PART ONE – THE ELEMENTS OF SUCCESSFUL URBAN PLACEMAKING
How the site fits into its context, including complementary and competitive attractions; in other words, what else is nearby to which the design should respond? The success of any development, no matter how large, is a function of the wider setting.
The specific points at which connections can be made into this context, including public transport connections; in other words the “gateways” into the design.
The spatial layout design of the project itself in terms of its streets and spaces, whether public/private or open/covered, and the importance of:
– first, encouraging through movement connections between gateways
– second, providing a simple, intelligible internal circulation network through a grid of streets and other connections.
This is the most important of the five elements since the spatial layout, once created, tends to be the most permanent part of the development. It is the most expensive to alter once constructed since it sets out the footprints of buildings and, importantly, since it carries the bulk of major services such as energy, water and data supply as well as waste handling.
The quantum of different land use attractions and the disposition of these within the spatial layout both in two and three dimensions; in other words where uses are and how they stack up, especially the land uses that occur at street level and any other principal pedestrian levels.
The location of land uses should follow the hierarchy of spatial connections created by the spatial layout design, with the most movement-sensitive land uses located on the most spatially important connections and so on. This alignment of land use attraction with spatial layout attraction is a fundamental property of both historic cities and successful modern places.
How the spatial layout is “dressed” both in terms of the “green/blue” landscape of planting and water and the “architectural” landscape of building frontages at the principal pedestrian levels.
Here what matters is that the spatial layout is not overly fragmented or dispersed by planting and that the principal pedestrian levels are lined with open, active frontages.
PART TWO – THE DESIGN
The five elements of successful placemaking establish a framework for design practice. What matters next is the way in which these generic principles are translated into a specific design proposal. This is a creative step, which relies on a blend of imagination and craft, honed by experience.
The challenge for future urban practice is that the five elements are not commonly appreciated in the field of retail development, which has instead adopted principles of gravitational attraction that tend to create anchored, inward-facing, covered malls rather than open, street-based shopping streets, whether we call such streets “high streets” or “souqs”.

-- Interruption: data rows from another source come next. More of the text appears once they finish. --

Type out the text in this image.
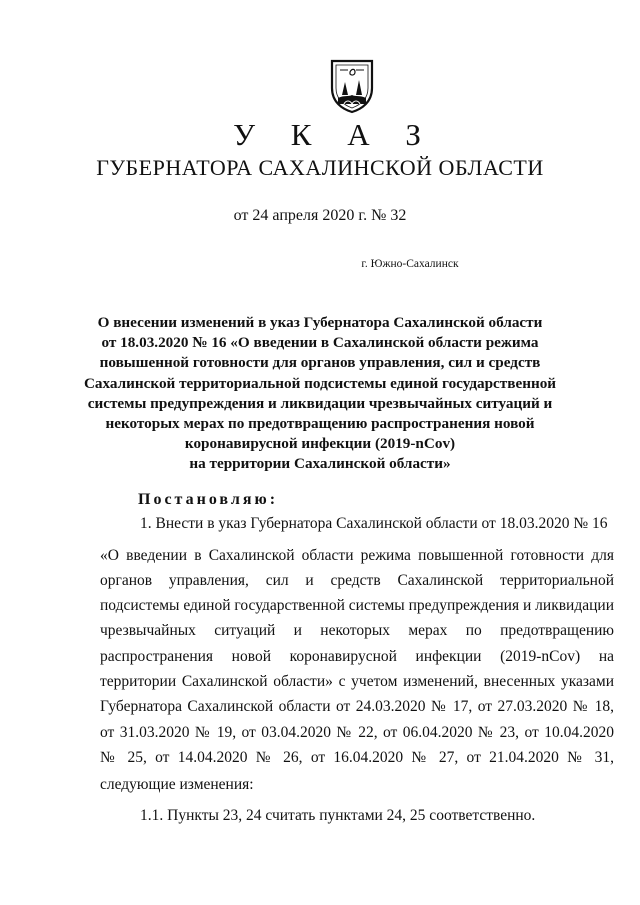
У К А З
ГУБЕРНАТОРА САХАЛИНСКОЙ ОБЛАСТИ
от 24 апреля 2020 г. № 32
г. Южно-Сахалинск
О внесении изменений в указ Губернатора Сахалинской области
от 18.03.2020 № 16 «О введении в Сахалинской области режима
повышенной готовности для органов управления, сил и средств
Сахалинской территориальной подсистемы единой государственной
системы предупреждения и ликвидации чрезвычайных ситуаций и
некоторых мерах по предотвращению распространения новой
коронавирусной инфекции (2019-nCov)
на территории Сахалинской области»
Постановляю:
1. Внести в указ Губернатора Сахалинской области от 18.03.2020 № 16
«О введении в Сахалинской области режима повышенной готовности для
органов управления, сил и средств Сахалинской территориальной
подсистемы единой государственной системы предупреждения и ликвидации
чрезвычайных ситуаций и некоторых мерах по предотвращению
распространения новой коронавирусной инфекции (2019-nCov) на
территории Сахалинской области» с учетом изменений, внесенных указами
Губернатора Сахалинской области от 24.03.2020 № 17, от 27.03.2020 № 18,
от 31.03.2020 № 19, от 03.04.2020 № 22, от 06.04.2020 № 23, от 10.04.2020
№ 25, от 14.04.2020 № 26, от 16.04.2020 № 27, от 21.04.2020 № 31,
следующие изменения:
1.1. Пункты 23, 24 считать пунктами 24, 25 соответственно.
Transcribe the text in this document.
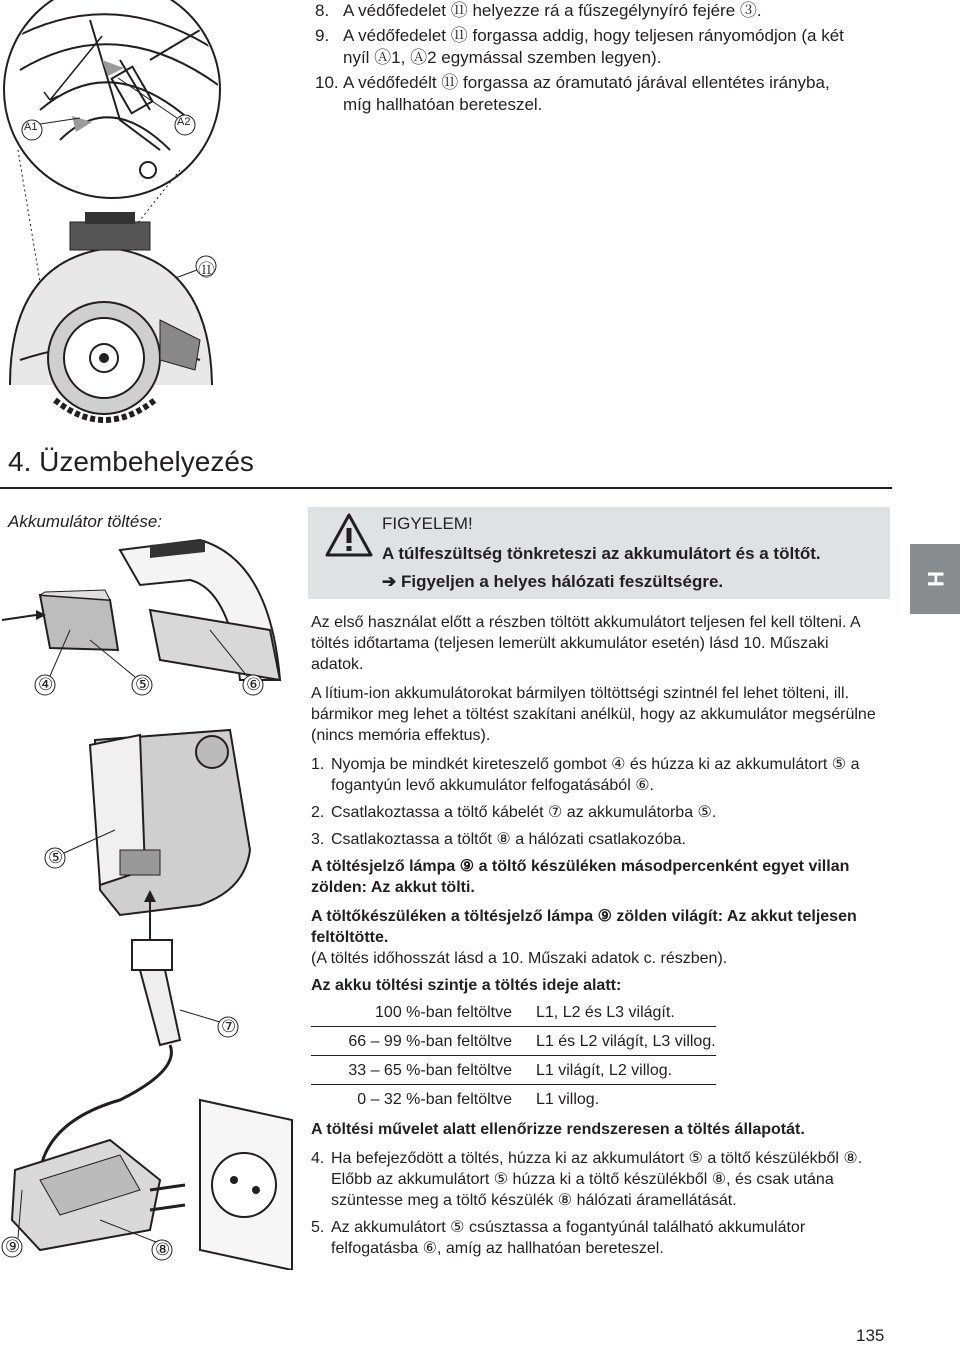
A1	A2
⑪
8. A védőfedelet ⑪ helyezze rá a fűszegélynyíró fejére ③.
9. A védőfedelet ⑪ forgassa addig, hogy teljesen rányomódjon (a két nyíl Ⓐ1, Ⓐ2 egymással szemben legyen).
10. A védőfedélt ⑪ forgassa az óramutató járával ellentétes irányba, míg hallhatóan bereteszel.
4. Üzembehelyezés
Akkumulátor töltése:	FIGYELEM!
A túlfeszültség tönkreteszi az akkumulátort és a töltőt.
➔ Figyeljen a helyes hálózati feszültségre.	H
④	⑤	⑥
⑤
⑦
⑨	⑧

Az első használat előtt a részben töltött akkumulátort teljesen fel kell tölteni. A töltés időtartama (teljesen lemerült akkumulátor esetén) lásd 10. Műszaki adatok.

A lítium-ion akkumulátorokat bármilyen töltöttségi szintnél fel lehet tölteni, ill. bármikor meg lehet a töltést szakítani anélkül, hogy az akkumulátor megsérülne (nincs memória effektus).

1. Nyomja be mindkét kireteszelő gombot ④ és húzza ki az akkumulátort ⑤ a fogantyún levő akkumulátor felfogatásából ⑥.
2. Csatlakoztassa a töltő kábelét ⑦ az akkumulátorba ⑤.
3. Csatlakoztassa a töltőt ⑧ a hálózati csatlakozóba.

A töltésjelző lámpa ⑨ a töltő készüléken másodpercenként egyet villan zölden: Az akkut tölti.

A töltőkészüléken a töltésjelző lámpa ⑨ zölden világít: Az akkut teljesen feltöltötte.
(A töltés időhosszát lásd a 10. Műszaki adatok c. részben).

Az akku töltési szintje a töltés ideje alatt:

100 %-ban feltöltve	L1, L2 és L3 világít.
66 – 99 %-ban feltöltve	L1 és L2 világít, L3 villog.
33 – 65 %-ban feltöltve	L1 világít, L2 villog.
0 – 32 %-ban feltöltve	L1 villog.

A töltési művelet alatt ellenőrizze rendszeresen a töltés állapotát.

4. Ha befejeződött a töltés, húzza ki az akkumulátort ⑤ a töltő készülékből ⑧. Előbb az akkumulátort ⑤ húzza ki a töltő készülékből ⑧, és csak utána szüntesse meg a töltő készülék ⑧ hálózati áramellátását.
5. Az akkumulátort ⑤ csúsztassa a fogantyúnál található akkumulátor felfogatásba ⑥, amíg az hallhatóan bereteszel.
135
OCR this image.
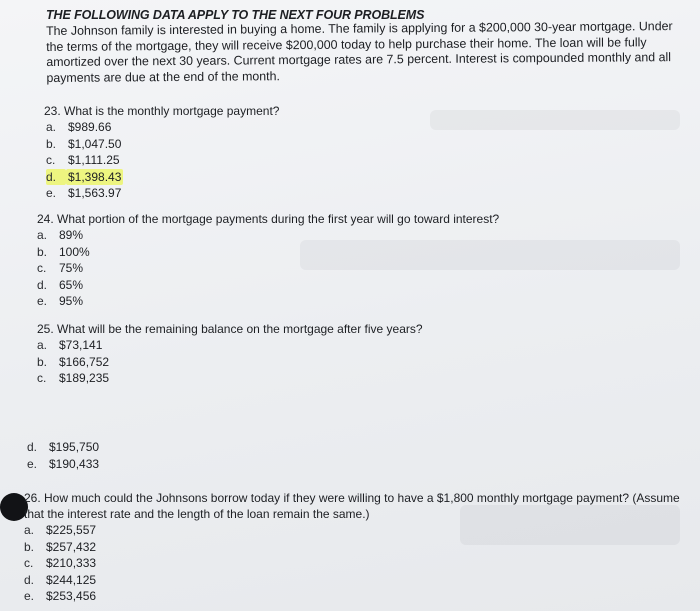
THE FOLLOWING DATA APPLY TO THE NEXT FOUR PROBLEMS
The Johnson family is interested in buying a home. The family is applying for a $200,000 30-year mortgage. Under the terms of the mortgage, they will receive $200,000 today to help purchase their home. The loan will be fully amortized over the next 30 years. Current mortgage rates are 7.5 percent. Interest is compounded monthly and all payments are due at the end of the month.
23. What is the monthly mortgage payment?
a. $989.66
b. $1,047.50
c.	$1,111.25
d. $1,398.43
e. $1,563.97
24. What portion of the mortgage payments during the first year will go toward interest?
a. 89%
b. 100%
c.	75%
d. 65%
e. 95%
25. What will be the remaining balance on the mortgage after five years?
a. $73,141
b. $166,752
c.	$189,235
d. $195,750
e. $190,433
26. How much could the Johnsons borrow today if they were willing to have a $1,800 monthly mortgage payment? (Assume that the interest rate and the length of the loan remain the same.)
a. $225,557
b. $257,432
c.	$210,333
d. $244,125
e. $253,456
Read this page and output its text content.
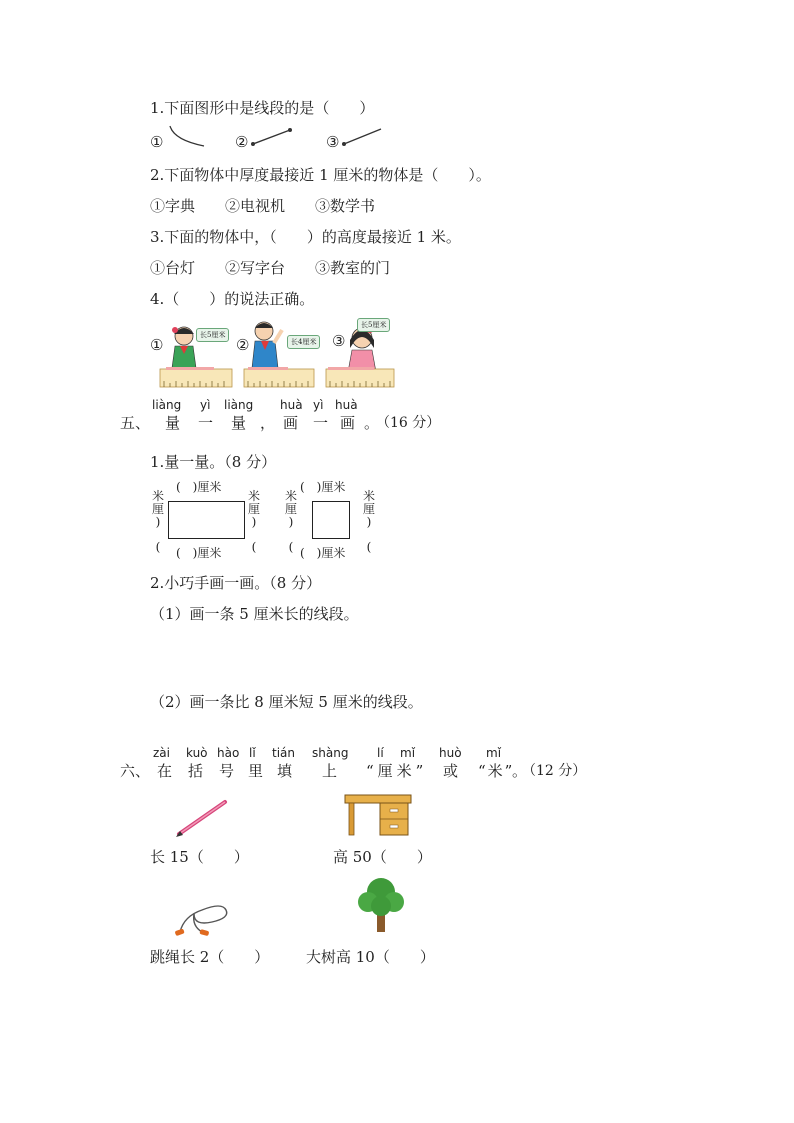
1.下面图形中是线段的是（　　）
①	②	③
2.下面物体中厚度最接近 1 厘米的物体是（　　）。
①字典　　②电视机　　③数学书
3.下面的物体中，（　　）的高度最接近 1 米。
①台灯　　②写字台　　③教室的门
4.（　　）的说法正确。
①
长5厘米
②	长4厘米 ③
长5厘米
五、
liàng yì liàng huà yì huà
量 一 量 ， 画 一 画 。
（16 分）
1.量一量。（8 分）
(　)厘米
米
厘
)
(
米
厘
)
(
(　)厘米
(　)厘米
米
厘
)
(
米
厘
)
(
(　)厘米
2.小巧手画一画。（8 分）
（1）画一条 5 厘米长的线段。
（2）画一条比 8 厘米短 5 厘米的线段。
六、
zài kuò hào lǐ tián shàng lí mǐ huò mǐ
在 括 号 里 填 上 “厘米” 或 “米”
。
（12 分）
长 15（　　）	高 50（　　）
跳绳长 2（　　） 大树高 10（　　）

PART THREE – THE WAY FORWARD
It has been, and will continue to be, down to pioneering organisations to point out what is increasingly obvious to all but those who are too immersed in it: that anchored malls create sterile places; and then for these pioneers to deliver new places that work because they employ the timeless elements of successful placemaking.
Fortunately, this challenge is facilitated by the continued emergence of technology-based tools for analysing location, identifying points of linkage, testing different layout concepts and modelling the interaction of these with different land use and landscape treatments.